Nous sommes les oiseaux de la tempête qui s’annonce, par Lola Lafon, Babel éditions

20 novembre 2017

«Une société qui abolit toute aventure, fait de l’abolition de cette société la seule aventure possible.» Tout le roman de Lola Lafon tient dans cette phrase. Emilienne, que tout le monde appelle Emile, est dans le coma suite à un épisode de mort subite. La narratrice, son amie, s’efforce de la ramener à la vie, se calque sur le rythme de son réchauffement corporel et de son retour à la conscience, retour marqué par les trous d’une mémoire défaillante. La narratrice continue pourtant à se rendre à la Cinémathèque, sans Emile, et aperçoit la jeune femme qu’elle avaient déjà repérée en raison de son assiduité à suivre les projections. C’est à celle qu’elle appelle La Petite Fille au bout du chemin que la narratrice va raconter l’amitié qui la lie à Emile, leur rencontre dans un groupe de parole du mardi, groupe constitué de femmes victimes de viols. A ce titre, ce roman dit mieux que tout autre la dévastation, la souffrance, la peur de celle qui a été violée, abusée.

Les trois femmes de cette histoire ont connu l’enfermement, ou la tentative d’enfermement. La narratrice, que La Petite Fille au bout du chemin appelle désormais Voltairine, a connu le silence de la Roumanie communiste, l’empêchement de continuer à pratiquer la danse sur les traces de son idole, Sylvie Guillem, celle qui dit non! Emile est enfermée dans son coma, empêchée de répondre aux multiples sollicitations des pauvres, des marginaux, des paumés, des chômeurs de son quartier. Le fiancé de La Petite Fille au bout du chemin essaye, par tous les moyens, d’enfermer son amoureuse dans une camisole chimique.

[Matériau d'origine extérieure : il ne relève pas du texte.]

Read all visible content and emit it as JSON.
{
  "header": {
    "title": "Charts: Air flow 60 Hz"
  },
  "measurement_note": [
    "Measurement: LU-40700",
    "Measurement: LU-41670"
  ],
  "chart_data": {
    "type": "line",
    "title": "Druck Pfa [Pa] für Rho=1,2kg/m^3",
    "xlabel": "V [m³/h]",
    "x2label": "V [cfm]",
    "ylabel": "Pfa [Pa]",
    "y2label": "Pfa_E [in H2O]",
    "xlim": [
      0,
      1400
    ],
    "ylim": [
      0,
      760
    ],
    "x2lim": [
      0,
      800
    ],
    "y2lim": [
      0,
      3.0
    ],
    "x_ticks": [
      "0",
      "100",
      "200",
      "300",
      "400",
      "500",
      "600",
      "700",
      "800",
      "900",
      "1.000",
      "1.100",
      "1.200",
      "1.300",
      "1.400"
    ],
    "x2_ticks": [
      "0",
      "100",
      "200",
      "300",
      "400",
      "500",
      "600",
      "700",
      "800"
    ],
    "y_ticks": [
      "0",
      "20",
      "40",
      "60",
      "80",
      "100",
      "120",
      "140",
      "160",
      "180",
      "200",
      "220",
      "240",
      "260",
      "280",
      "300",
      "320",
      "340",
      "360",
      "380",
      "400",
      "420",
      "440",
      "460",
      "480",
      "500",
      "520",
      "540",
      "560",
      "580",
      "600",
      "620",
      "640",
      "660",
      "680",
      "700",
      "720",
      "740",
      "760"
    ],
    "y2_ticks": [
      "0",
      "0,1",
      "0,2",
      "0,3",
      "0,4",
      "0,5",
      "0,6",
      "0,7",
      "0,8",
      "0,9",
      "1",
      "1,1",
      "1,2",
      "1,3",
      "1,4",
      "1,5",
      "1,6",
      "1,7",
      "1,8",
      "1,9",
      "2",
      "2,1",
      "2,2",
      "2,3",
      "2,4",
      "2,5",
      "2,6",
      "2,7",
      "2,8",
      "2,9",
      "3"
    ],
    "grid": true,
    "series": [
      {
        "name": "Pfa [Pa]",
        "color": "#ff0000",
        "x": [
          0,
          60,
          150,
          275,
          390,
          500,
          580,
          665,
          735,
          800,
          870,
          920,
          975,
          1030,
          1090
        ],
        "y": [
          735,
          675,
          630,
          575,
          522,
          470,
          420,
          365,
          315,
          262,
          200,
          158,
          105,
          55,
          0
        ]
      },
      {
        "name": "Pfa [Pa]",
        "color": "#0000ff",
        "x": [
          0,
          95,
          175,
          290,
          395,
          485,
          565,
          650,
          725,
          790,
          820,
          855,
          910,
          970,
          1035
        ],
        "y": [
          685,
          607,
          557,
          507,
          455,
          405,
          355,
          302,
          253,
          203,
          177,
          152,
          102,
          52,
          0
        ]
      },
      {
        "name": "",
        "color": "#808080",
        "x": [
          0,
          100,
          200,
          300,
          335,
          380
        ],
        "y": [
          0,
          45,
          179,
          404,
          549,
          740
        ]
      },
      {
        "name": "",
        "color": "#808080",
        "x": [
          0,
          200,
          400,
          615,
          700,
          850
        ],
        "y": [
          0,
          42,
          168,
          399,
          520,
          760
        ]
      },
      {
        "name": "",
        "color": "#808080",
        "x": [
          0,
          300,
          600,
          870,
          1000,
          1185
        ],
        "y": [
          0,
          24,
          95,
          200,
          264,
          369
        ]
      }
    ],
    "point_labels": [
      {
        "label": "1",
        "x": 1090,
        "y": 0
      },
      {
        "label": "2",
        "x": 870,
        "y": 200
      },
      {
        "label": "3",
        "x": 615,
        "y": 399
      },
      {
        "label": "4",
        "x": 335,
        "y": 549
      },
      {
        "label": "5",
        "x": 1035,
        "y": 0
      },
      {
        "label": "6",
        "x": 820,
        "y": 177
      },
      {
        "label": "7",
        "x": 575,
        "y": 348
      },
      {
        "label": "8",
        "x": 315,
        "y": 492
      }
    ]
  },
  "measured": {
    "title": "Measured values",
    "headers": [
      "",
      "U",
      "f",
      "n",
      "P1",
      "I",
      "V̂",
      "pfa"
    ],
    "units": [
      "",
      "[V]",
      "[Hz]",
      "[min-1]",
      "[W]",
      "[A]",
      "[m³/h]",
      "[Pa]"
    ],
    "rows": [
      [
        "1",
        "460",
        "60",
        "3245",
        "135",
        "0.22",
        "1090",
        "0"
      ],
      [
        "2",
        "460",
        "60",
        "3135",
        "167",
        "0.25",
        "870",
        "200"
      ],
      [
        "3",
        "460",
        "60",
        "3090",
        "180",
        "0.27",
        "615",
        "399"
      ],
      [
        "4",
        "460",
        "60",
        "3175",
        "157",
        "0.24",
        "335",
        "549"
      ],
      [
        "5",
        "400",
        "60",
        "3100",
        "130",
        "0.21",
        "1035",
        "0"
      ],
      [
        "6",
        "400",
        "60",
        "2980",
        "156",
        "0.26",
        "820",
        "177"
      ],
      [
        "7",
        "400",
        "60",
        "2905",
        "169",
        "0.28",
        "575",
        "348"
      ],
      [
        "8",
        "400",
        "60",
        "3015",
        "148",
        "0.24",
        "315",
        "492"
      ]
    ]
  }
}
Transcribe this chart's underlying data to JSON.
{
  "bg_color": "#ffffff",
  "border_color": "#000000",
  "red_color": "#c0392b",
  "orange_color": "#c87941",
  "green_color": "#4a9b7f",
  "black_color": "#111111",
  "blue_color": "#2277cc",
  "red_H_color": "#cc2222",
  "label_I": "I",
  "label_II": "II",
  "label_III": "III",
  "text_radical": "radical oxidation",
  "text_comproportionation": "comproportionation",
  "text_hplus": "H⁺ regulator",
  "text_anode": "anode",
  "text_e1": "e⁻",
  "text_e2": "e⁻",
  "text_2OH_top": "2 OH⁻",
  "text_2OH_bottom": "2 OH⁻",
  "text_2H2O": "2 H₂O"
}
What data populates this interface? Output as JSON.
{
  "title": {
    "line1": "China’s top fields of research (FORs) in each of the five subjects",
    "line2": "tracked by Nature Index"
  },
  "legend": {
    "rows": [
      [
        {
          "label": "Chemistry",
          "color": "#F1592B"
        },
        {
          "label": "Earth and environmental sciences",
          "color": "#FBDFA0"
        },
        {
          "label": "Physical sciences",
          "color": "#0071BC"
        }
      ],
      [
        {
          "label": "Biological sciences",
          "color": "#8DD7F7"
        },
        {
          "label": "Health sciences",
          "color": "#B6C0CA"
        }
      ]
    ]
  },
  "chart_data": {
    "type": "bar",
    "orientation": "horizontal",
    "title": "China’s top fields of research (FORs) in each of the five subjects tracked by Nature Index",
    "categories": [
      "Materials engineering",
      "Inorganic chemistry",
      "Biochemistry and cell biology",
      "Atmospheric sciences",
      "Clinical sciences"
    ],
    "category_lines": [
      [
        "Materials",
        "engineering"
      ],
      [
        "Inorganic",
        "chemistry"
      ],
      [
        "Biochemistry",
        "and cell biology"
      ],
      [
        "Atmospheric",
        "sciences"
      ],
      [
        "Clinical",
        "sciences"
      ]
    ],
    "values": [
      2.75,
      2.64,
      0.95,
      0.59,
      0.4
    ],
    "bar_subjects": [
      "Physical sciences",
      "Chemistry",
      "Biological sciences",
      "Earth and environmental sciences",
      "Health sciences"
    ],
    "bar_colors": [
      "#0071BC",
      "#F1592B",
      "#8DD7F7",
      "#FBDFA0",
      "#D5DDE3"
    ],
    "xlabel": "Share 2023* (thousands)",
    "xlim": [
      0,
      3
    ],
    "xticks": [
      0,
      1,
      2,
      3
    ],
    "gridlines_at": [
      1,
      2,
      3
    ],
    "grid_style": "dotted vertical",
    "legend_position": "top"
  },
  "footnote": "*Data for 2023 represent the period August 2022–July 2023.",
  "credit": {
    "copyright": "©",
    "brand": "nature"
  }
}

Pour clamer leur liberté, les filles accrochent une banderole sur un pont de Paris, puis d’autres dans divers lieux de passage. Elles signent leurs messages : Les Petites Filles au bout du chemin. L’effet boule de neige ne tarde pas. Les affiches, les slogans, les banderoles fleurissent aux quatre coins du pays. Un pays qui vit sous le couvre feu de l’état d’urgence.

Lola Lafon a publié ce roman en 2011 alors que personne n’envisageait l’état d’urgence en France. Lu à la lumière des événements de ces quelques dernières années, ce roman est prémonitoire. Lola Lafon permet au lecteur de ressentir l’étouffement provoqué par le manque de liberté, de perspectives, de rêve. La danse classique, sa rigueur, ses exigences, mais aussi sont inégalable liberté, sert de fil rouge à la narration: une véritable réussite. Nous sommes les oiseaux de la tempête qui s’annonce et le roman le plus jubilatoirement subversif qu’il m’ait été donné de lire à ce jour.

Nous sommes les oiseaux de la tempête qui s’annonce par Lola Lafon, Babel éditions, 2014, 428 pages

Nous sommes les oiseaux de la tempête qui s’annonce, par Lola Lafon, éditions Flammarion, 2011.